Volume 2: Issue 4 (February 9, 2017)

A Message from the Dean

February 9, 2017

Carolyn LivingstonI am the product of the South, a place that struggles with its past and thus its future.

In a little more than a month, I will lead twenty students to the American South on a weeklong spring break trip, “Northfield to Selma,” to explore key places and events in the Civil Rights movement in the U.S., including the Frederick Douglass House, the Smithsonian National Museum of African American History and Culture, the Martin Luther King Jr. Memorial, and the National Center for Civil and Human Rights.

The trip will allow students to encounter one of the most significant eras in the history and culture of our nation through national museums and monuments. The objective is to link this history with social struggles that exist today so students can imagine ways to participate thoughtfully in the ongoing movement for equality and social change.

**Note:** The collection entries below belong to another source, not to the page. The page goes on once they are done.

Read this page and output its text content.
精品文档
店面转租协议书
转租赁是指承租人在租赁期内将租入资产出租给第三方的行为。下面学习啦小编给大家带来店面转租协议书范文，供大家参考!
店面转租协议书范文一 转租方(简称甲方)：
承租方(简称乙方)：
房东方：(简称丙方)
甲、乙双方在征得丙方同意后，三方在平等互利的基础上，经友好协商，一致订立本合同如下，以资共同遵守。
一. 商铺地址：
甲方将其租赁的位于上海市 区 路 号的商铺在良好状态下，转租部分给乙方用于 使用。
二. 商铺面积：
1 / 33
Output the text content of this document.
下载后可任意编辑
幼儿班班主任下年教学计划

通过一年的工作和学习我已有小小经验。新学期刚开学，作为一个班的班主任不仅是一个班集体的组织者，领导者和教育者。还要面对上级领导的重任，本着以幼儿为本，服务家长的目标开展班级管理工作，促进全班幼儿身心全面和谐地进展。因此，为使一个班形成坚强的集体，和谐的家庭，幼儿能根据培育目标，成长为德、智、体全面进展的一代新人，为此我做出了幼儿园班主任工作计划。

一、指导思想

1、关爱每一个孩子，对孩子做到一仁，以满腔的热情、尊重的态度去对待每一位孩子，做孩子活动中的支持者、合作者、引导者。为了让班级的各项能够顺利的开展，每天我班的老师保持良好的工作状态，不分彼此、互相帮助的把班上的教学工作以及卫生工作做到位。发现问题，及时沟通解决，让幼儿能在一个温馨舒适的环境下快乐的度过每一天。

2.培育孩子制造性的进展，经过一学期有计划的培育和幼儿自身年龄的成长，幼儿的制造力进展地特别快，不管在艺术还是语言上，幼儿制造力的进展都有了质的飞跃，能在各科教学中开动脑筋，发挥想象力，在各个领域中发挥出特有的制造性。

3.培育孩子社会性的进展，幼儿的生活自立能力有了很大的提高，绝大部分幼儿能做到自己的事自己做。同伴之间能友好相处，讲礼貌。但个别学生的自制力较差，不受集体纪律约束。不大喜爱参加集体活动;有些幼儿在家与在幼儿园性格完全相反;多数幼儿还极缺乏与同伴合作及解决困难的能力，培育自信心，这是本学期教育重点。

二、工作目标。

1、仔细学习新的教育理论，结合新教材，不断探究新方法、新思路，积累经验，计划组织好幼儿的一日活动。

We will also travel to the Wall of Tolerance, the Civil Rights Memorial Center, and the Rosa Parks Museum in Montgomery, Alabama. As we head to Selma and later to Birmingham, we will visit the Edmund Pettis Bridge, the Brown Chapel AME Church and the 16th Street Baptist Church. Finally, we will make our way to the National Civil Rights Museum/Lorraine Motel in Memphis, Tennessee.

It is vitally important to understand history more fully and to engage in an area that many find difficult to do so. I’ll let you know how it goes.